When only electric field is applied, the
  electrons deviate from their path and hit the
  cathode ray tube at point A. Similarly when
  only magnetic field is applied, electron strikes
  the cathode ray tube at point C.

But if we apply Fleming's Right Hand Rule, then we get the direction of force in the upward direction, so the rays should deviate towards A but they deviate towards C. I think it is because Fleming's Left Hand Rule is defined for conventional current(flow of positive charges) and what we are dealing with are negative charges.

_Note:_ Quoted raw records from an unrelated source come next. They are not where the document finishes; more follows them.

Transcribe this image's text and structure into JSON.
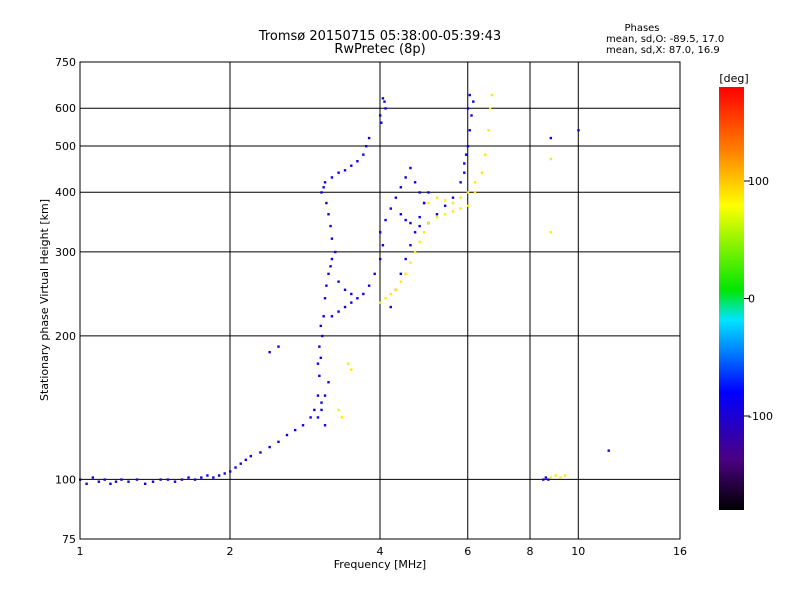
{
  "chart_data": {
    "type": "scatter",
    "title": "Tromsø 20150715 05:38:00-05:39:43",
    "subtitle": "RwPretec (8p)",
    "xlabel": "Frequency [MHz]",
    "ylabel": "Stationary phase Virtual Height [km]",
    "x_scale": "log",
    "y_scale": "log",
    "xlim": [
      1,
      16
    ],
    "ylim": [
      75,
      750
    ],
    "x_ticks": [
      1,
      2,
      4,
      6,
      8,
      10,
      16
    ],
    "x_tick_labels": [
      "1",
      "2",
      "4",
      "6",
      "8",
      "10",
      "16"
    ],
    "y_ticks": [
      75,
      100,
      200,
      300,
      400,
      500,
      600,
      750
    ],
    "y_tick_labels": [
      "75",
      "100",
      "200",
      "300",
      "400",
      "500",
      "600",
      "750"
    ],
    "grid": true,
    "phase_box": {
      "heading": "Phases",
      "line1": "mean, sd,O: -89.5, 17.0",
      "line2": "mean, sd,X:  87.0, 16.9"
    },
    "colorbar": {
      "label": "[deg]",
      "range": [
        -180,
        180
      ],
      "ticks": [
        100,
        0,
        -100
      ],
      "tick_labels": [
        "100",
        "0",
        "-100"
      ]
    },
    "series": [
      {
        "mode": "O",
        "phase": -90,
        "points": [
          [
            1.0,
            100
          ],
          [
            1.03,
            98
          ],
          [
            1.06,
            101
          ],
          [
            1.09,
            99
          ],
          [
            1.12,
            100
          ],
          [
            1.15,
            98
          ],
          [
            1.18,
            99
          ],
          [
            1.21,
            100
          ],
          [
            1.25,
            99
          ],
          [
            1.3,
            100
          ],
          [
            1.35,
            98
          ],
          [
            1.4,
            99
          ],
          [
            1.45,
            100
          ],
          [
            1.5,
            100
          ],
          [
            1.55,
            99
          ],
          [
            1.6,
            100
          ],
          [
            1.65,
            101
          ],
          [
            1.7,
            100
          ],
          [
            1.75,
            101
          ],
          [
            1.8,
            102
          ],
          [
            1.85,
            101
          ],
          [
            1.9,
            102
          ],
          [
            1.95,
            103
          ],
          [
            2.0,
            104
          ],
          [
            2.05,
            106
          ],
          [
            2.1,
            108
          ],
          [
            2.15,
            110
          ],
          [
            2.2,
            112
          ],
          [
            2.3,
            114
          ],
          [
            2.4,
            117
          ],
          [
            2.5,
            120
          ],
          [
            2.6,
            124
          ],
          [
            2.7,
            127
          ],
          [
            2.8,
            130
          ],
          [
            2.9,
            135
          ],
          [
            2.95,
            140
          ],
          [
            3.0,
            150
          ],
          [
            3.02,
            165
          ],
          [
            3.04,
            180
          ],
          [
            3.06,
            200
          ],
          [
            3.08,
            220
          ],
          [
            3.1,
            240
          ],
          [
            3.12,
            255
          ],
          [
            3.15,
            270
          ],
          [
            3.18,
            280
          ],
          [
            3.2,
            290
          ],
          [
            3.0,
            135
          ],
          [
            3.05,
            140
          ],
          [
            3.1,
            150
          ],
          [
            3.1,
            130
          ],
          [
            3.15,
            160
          ],
          [
            3.05,
            145
          ],
          [
            3.0,
            175
          ],
          [
            3.02,
            190
          ],
          [
            3.04,
            210
          ],
          [
            3.2,
            220
          ],
          [
            3.3,
            225
          ],
          [
            3.4,
            230
          ],
          [
            3.5,
            235
          ],
          [
            3.6,
            240
          ],
          [
            3.7,
            245
          ],
          [
            3.8,
            255
          ],
          [
            3.9,
            270
          ],
          [
            4.0,
            290
          ],
          [
            4.05,
            310
          ],
          [
            3.1,
            420
          ],
          [
            3.2,
            430
          ],
          [
            3.3,
            440
          ],
          [
            3.4,
            445
          ],
          [
            3.5,
            455
          ],
          [
            3.6,
            465
          ],
          [
            3.7,
            480
          ],
          [
            3.75,
            500
          ],
          [
            3.8,
            520
          ],
          [
            3.05,
            400
          ],
          [
            3.08,
            410
          ],
          [
            3.12,
            380
          ],
          [
            3.15,
            360
          ],
          [
            3.18,
            340
          ],
          [
            3.2,
            320
          ],
          [
            3.25,
            300
          ],
          [
            3.3,
            260
          ],
          [
            3.4,
            250
          ],
          [
            3.5,
            245
          ],
          [
            4.0,
            330
          ],
          [
            4.1,
            350
          ],
          [
            4.2,
            370
          ],
          [
            4.3,
            390
          ],
          [
            4.4,
            410
          ],
          [
            4.5,
            430
          ],
          [
            4.6,
            450
          ],
          [
            4.7,
            420
          ],
          [
            4.8,
            400
          ],
          [
            4.9,
            380
          ],
          [
            4.1,
            600
          ],
          [
            4.05,
            630
          ],
          [
            4.08,
            620
          ],
          [
            4.0,
            580
          ],
          [
            4.02,
            560
          ],
          [
            4.4,
            360
          ],
          [
            4.5,
            350
          ],
          [
            4.6,
            345
          ],
          [
            4.8,
            340
          ],
          [
            5.0,
            345
          ],
          [
            5.2,
            360
          ],
          [
            5.4,
            375
          ],
          [
            5.6,
            390
          ],
          [
            5.8,
            420
          ],
          [
            5.9,
            460
          ],
          [
            6.0,
            500
          ],
          [
            6.05,
            540
          ],
          [
            6.1,
            580
          ],
          [
            6.15,
            620
          ],
          [
            5.95,
            480
          ],
          [
            5.9,
            440
          ],
          [
            6.0,
            600
          ],
          [
            6.05,
            640
          ],
          [
            4.2,
            230
          ],
          [
            4.3,
            250
          ],
          [
            4.4,
            270
          ],
          [
            4.5,
            290
          ],
          [
            4.6,
            310
          ],
          [
            4.7,
            330
          ],
          [
            4.8,
            355
          ],
          [
            4.9,
            380
          ],
          [
            5.0,
            400
          ],
          [
            2.5,
            190
          ],
          [
            2.4,
            185
          ],
          [
            8.5,
            100
          ],
          [
            8.6,
            101
          ],
          [
            8.7,
            100
          ],
          [
            11.5,
            115
          ],
          [
            10.0,
            540
          ],
          [
            8.8,
            520
          ]
        ]
      },
      {
        "mode": "X",
        "phase": 87,
        "points": [
          [
            4.0,
            235
          ],
          [
            4.1,
            240
          ],
          [
            4.2,
            245
          ],
          [
            4.3,
            250
          ],
          [
            4.4,
            260
          ],
          [
            4.5,
            270
          ],
          [
            4.6,
            285
          ],
          [
            4.7,
            300
          ],
          [
            4.8,
            315
          ],
          [
            4.9,
            330
          ],
          [
            5.0,
            345
          ],
          [
            5.2,
            355
          ],
          [
            5.4,
            360
          ],
          [
            5.6,
            365
          ],
          [
            5.8,
            370
          ],
          [
            6.0,
            375
          ],
          [
            6.2,
            400
          ],
          [
            6.4,
            440
          ],
          [
            6.5,
            480
          ],
          [
            6.6,
            540
          ],
          [
            6.65,
            600
          ],
          [
            6.7,
            640
          ],
          [
            5.0,
            380
          ],
          [
            5.2,
            390
          ],
          [
            5.4,
            385
          ],
          [
            5.6,
            380
          ],
          [
            5.8,
            390
          ],
          [
            6.0,
            400
          ],
          [
            6.2,
            420
          ],
          [
            3.5,
            170
          ],
          [
            3.45,
            175
          ],
          [
            3.3,
            140
          ],
          [
            3.35,
            135
          ],
          [
            8.8,
            101
          ],
          [
            9.0,
            102
          ],
          [
            9.2,
            101
          ],
          [
            9.4,
            102
          ],
          [
            8.8,
            470
          ],
          [
            8.8,
            330
          ]
        ]
      }
    ]
  }
}
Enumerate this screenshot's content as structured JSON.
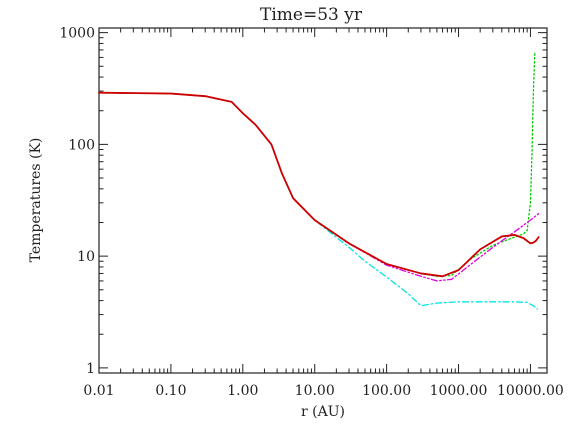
{
  "chart_data": {
    "type": "line",
    "title": "Time=53 yr",
    "xlabel": "r (AU)",
    "ylabel": "Temperatures (K)",
    "xscale": "log",
    "yscale": "log",
    "xlim": [
      0.01,
      17000
    ],
    "ylim": [
      0.9,
      1100
    ],
    "grid": false,
    "legend": "none",
    "xticks": [
      {
        "value": 0.01,
        "label": "0.01"
      },
      {
        "value": 0.1,
        "label": "0.10"
      },
      {
        "value": 1,
        "label": "1.00"
      },
      {
        "value": 10,
        "label": "10.00"
      },
      {
        "value": 100,
        "label": "100.00"
      },
      {
        "value": 1000,
        "label": "1000.00"
      },
      {
        "value": 10000,
        "label": "10000.00"
      }
    ],
    "yticks": [
      {
        "value": 1,
        "label": "1"
      },
      {
        "value": 10,
        "label": "10"
      },
      {
        "value": 100,
        "label": "100"
      },
      {
        "value": 1000,
        "label": "1000"
      }
    ],
    "series": [
      {
        "color": "#00cc00",
        "dash": "dotted",
        "x": [
          0.01,
          0.1,
          0.3,
          0.7,
          1.0,
          1.5,
          2.5,
          3.5,
          5,
          10,
          30,
          100,
          300,
          500,
          800,
          1500,
          3000,
          6000,
          8000,
          9000,
          10000,
          10500,
          11000,
          11500
        ],
        "y": [
          290,
          285,
          270,
          240,
          190,
          150,
          100,
          55,
          33,
          21,
          13,
          8.5,
          7.0,
          6.6,
          6.7,
          9.5,
          12.5,
          14.8,
          15.8,
          17,
          30,
          80,
          300,
          650
        ]
      },
      {
        "color": "#00e5e5",
        "dash": "dashdot",
        "x": [
          0.01,
          0.1,
          0.3,
          0.7,
          1.0,
          1.5,
          2.5,
          3.5,
          5,
          10,
          30,
          50,
          100,
          200,
          300,
          500,
          1000,
          3000,
          6000,
          9000,
          11000,
          12500
        ],
        "y": [
          290,
          285,
          270,
          240,
          190,
          150,
          100,
          55,
          33,
          21,
          12,
          9,
          6.5,
          4.6,
          3.6,
          3.8,
          3.9,
          3.9,
          3.9,
          3.85,
          3.6,
          3.35
        ]
      },
      {
        "color": "#e000e0",
        "dash": "dashdotdot",
        "x": [
          0.01,
          0.1,
          0.3,
          0.7,
          1.0,
          1.5,
          2.5,
          3.5,
          5,
          10,
          30,
          100,
          300,
          500,
          800,
          1500,
          3000,
          6000,
          10000,
          13000
        ],
        "y": [
          290,
          285,
          270,
          240,
          190,
          150,
          100,
          55,
          33,
          21,
          13,
          8.3,
          6.6,
          6.0,
          6.2,
          8.5,
          12,
          16.5,
          21,
          24
        ]
      },
      {
        "color": "#cc0000",
        "dash": "solid",
        "x": [
          0.01,
          0.1,
          0.3,
          0.7,
          1.0,
          1.5,
          2.5,
          3.5,
          5,
          10,
          30,
          100,
          300,
          600,
          1000,
          2000,
          4000,
          6000,
          8000,
          10000,
          11000,
          12000,
          13000
        ],
        "y": [
          290,
          285,
          270,
          240,
          190,
          150,
          100,
          55,
          33,
          21,
          13,
          8.5,
          7.0,
          6.6,
          7.5,
          11.5,
          15,
          15.5,
          14.5,
          13,
          13.2,
          13.8,
          14.8
        ]
      }
    ]
  }
}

Is that correct?
 A: Fleming's right-hand rule applies when a conductor is moving in a magnetic field and the current is induced.  However, in this case, we have a charged particle moving through a non-varying magnetic field, so it's Lorentz magnetic force law that applies best here.  The simple form, in which there is only a magnetic field component (and no externally applied electrostatic field) is this:
$${\bf F} = q({\bf v} \times {\bf B})$$
in which ${\bf F}$ is the force vector, $q$ is the charge of the moving particle, ${\bf v}$ is the velocity of the particle and ${\bf B}$ is the magnetic field vector.  If we apply the right hand rule to this (the direction of any cross product of vectors can be visualized by using a right hand rule), we see that ${\bf v}$ is to the right when viewing your diagram and ${\bf B}$ is coming out of the page (in the direction of N to S of the magnet) and so the resulting ${\bf F}$ is pointing down.
However, because the charge $q$ is negative, the sign of the resulting vector ${\bf F}$ is reversed, so the force is upward.  The diagram is incorrect and should show reversed N and S poles of the magnet (or equivalently, reversed electrode polarity).
Note, too, that Fleming's left-hand rule (current and magnetic field are given, and force is the result) will also work for direction here because, as you correctly point out, Fleming's left-hand rule is given in terms of "conventional current" (from + to -) rather than electron flow, and electron flow is clearly left-to-right in the diagram.  For the force to be pointing down, again the poles must be reversed.